Xbox 0.5: An Updated Look at the Xbox One

Microsoft recently made several posts clarifying some aspects of the Xbox One that people had a lot of questions about. This was a good thing, but the content of these posts conirms some good things, and some bad things. Here, I will attempt to summarize the big ones.

Before I do that, though, I want to make one thing clear. I am not apologizing for my first post on the Xbox One. It was right at the time, based on impressions that Microsoft gave us at the time, and I certainly wasn’t the only one that felt that way. We’ll see how much all this new information changes the opinions of gamers.

Firstly, the whole game licensing deal. This has been clarified bigtime, though again, it’s not all good news. Microsoft does allow you to trade in used games, and no fee is charged to the retailer, or the consumer who then purchases your trade-in… Unless the game publisher said so. That’s the big thing to pay attention to here. Yes, Microsoft is now not the evil people saying you have to pay a fee, but such a thing can still potentially exist, as Microsoft has given the publisher powers to block that sort of thing. Secondly, you will be allowed to give your disc-based games to your friends, provided they’ve been your friends for at least 30 days, (and yes i’m talking Xbox Live friends), and, once again, as long as the publisher doesn’t block it. Yep, they can block that too. Also, a game can only be given once even when it is allowed, so if you give your friend a game, they cannot give it back. Currently, you also won’t be able to loan games on a temporary basis, but Microsoft says they’re looking into loaning and game rentals.

Now the next piece of info intrigues me, I admit. Taking games to your friends’ houses is OK, but if I read it right, you don’t have to take your games themselves. According to Microsoft, once your games are installed and licensed to yu, you also gain access to a cloud copy. So you go to your friend’s house, sign into your profile, and then you have access to all your games in the cloud. This may be limited to games installed on your console, but I can’t be sure on that one. To add to this, if you’re on a family plan, everyone on that plan, up to 10 users, will have access to all the games on that plan. So that’s cool, I guess.

Lastly, privacy concerns, which I didn’t talk too much about originally. Microsoft says a couple things about this. First, the Kinect isn’t monitoring in an active sense, so they say. If you’re having a conversation, it is not uploading any data. It will upload communication you have with the Kinect itself, and much of that you have control over. For example, an exercise game can get your heart rate data rom the Kinect, but you can tell the game not to use it. A Poker game can use your facial expression in realtime in the game, but you can say no to that as well. On top of all this, you can apparently pause Kinect functionality altogether, and stick with another input such as your Smartphone via Smartglass, or the controller. This is good news, assuming they’re telling the truth about what gets uploaded and what doesn’t. Remember, none of this changes the fact that you still have to have the Kinect hooked up the whole time while the Xbox One is in use.

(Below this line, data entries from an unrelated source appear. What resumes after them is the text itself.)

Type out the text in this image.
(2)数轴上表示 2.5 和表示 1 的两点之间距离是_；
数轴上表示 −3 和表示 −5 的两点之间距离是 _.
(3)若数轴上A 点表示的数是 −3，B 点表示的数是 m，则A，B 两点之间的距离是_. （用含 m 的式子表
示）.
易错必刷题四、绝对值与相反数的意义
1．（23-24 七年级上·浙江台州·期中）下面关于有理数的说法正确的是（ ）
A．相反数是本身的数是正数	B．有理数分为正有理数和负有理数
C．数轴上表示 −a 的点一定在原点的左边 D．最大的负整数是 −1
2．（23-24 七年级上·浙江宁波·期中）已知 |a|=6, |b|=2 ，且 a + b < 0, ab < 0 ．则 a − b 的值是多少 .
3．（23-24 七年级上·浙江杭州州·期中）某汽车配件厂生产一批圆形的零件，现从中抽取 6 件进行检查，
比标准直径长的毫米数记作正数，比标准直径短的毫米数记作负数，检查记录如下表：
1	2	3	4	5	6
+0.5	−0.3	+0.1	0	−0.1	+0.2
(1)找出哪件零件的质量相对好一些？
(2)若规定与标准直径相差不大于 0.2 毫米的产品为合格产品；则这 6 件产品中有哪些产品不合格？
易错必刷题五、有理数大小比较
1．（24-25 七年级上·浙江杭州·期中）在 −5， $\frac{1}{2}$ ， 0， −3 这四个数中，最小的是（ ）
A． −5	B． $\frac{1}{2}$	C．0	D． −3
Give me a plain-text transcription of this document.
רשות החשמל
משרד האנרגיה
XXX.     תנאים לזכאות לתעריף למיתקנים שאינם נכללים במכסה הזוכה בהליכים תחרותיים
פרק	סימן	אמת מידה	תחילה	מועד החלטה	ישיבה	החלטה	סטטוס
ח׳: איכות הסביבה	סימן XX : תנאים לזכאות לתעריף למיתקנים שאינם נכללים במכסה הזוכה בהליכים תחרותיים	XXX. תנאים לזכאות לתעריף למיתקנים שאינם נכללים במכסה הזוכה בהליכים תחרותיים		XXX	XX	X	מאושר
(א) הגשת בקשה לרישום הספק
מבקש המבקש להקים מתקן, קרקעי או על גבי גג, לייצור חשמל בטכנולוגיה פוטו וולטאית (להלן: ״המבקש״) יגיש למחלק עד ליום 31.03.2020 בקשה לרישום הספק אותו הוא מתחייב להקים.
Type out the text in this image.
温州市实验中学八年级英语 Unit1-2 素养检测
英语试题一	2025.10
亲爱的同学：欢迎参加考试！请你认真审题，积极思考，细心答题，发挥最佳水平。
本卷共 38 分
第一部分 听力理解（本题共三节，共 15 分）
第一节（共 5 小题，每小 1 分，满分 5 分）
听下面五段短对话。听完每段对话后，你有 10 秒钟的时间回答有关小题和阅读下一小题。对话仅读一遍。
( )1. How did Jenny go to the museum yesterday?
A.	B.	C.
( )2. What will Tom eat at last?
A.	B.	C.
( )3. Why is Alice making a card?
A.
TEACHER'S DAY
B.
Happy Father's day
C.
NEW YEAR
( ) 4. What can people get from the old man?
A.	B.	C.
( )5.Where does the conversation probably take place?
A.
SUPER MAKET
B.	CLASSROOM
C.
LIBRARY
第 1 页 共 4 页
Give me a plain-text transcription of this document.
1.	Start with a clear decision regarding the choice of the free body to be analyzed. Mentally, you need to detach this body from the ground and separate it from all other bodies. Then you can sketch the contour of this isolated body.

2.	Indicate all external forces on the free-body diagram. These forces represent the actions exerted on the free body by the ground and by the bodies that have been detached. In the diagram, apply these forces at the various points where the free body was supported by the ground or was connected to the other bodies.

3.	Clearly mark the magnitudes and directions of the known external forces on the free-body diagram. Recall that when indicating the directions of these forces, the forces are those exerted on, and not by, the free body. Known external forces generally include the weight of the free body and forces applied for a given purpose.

Next up, some miscellaneous stuff. First, I’ll go briely back to the whole game licensing thing to address the Always Online concern. No, the Xbox One does not require you to be online at all times, but it does require you to connect to the internet once every 24 hours. If you fail to connect, your Xbox One becomes nothing more than a Blue Ray and DVD player. you can play no games whatsoever. The reason for this is that the Xbox One needs to check and possibly update your licenses. Remember I talked about giving games to your friends, well that’s going to mean a license transfer, and of course you’re not supposed to be playing any game you don’t have the license for, so this little measure is to ensure you can’t cheat the system for more than 24 hours. Cool, huh? No games at all. Awesome. I actually know people who have Xbox 360’s, and don’t have an internet connection. Good to know those folks are screwed.

I’ll be nice and end this on somewhat of a high note. Unlike the 360, and very much like the PS3 of today, all game titles will be available both on disc, and for download day of release. This is a positive step, and a necessary one given all the technologies they’re throwing around now. Games in the Cloud and so on. They can’t be in the Cloud if they’re not digitally available for purchase as well. Or rather they could be, it just wouldn’t make any sense. So uh, yay for that.

So again, some new information on the Xbox One. If you ask me, while this does slightly improve the Xbox One’s score, and I do mean slightly, it still leaves it a cringeworthy system, not to mention all this should’ve been clarified as soon as people started going crazy about it all, not over a week later. Yet even now, I’m willing to say this much. We will see how things develop. If the Xbox One can bring the games at E3, it might be able to stand up on those alone. Time will tell. An speaking of E3, expect much in the way of E3 coverage in the coming days. There will be both blog posts, and Audioboo posts as well. See ya then.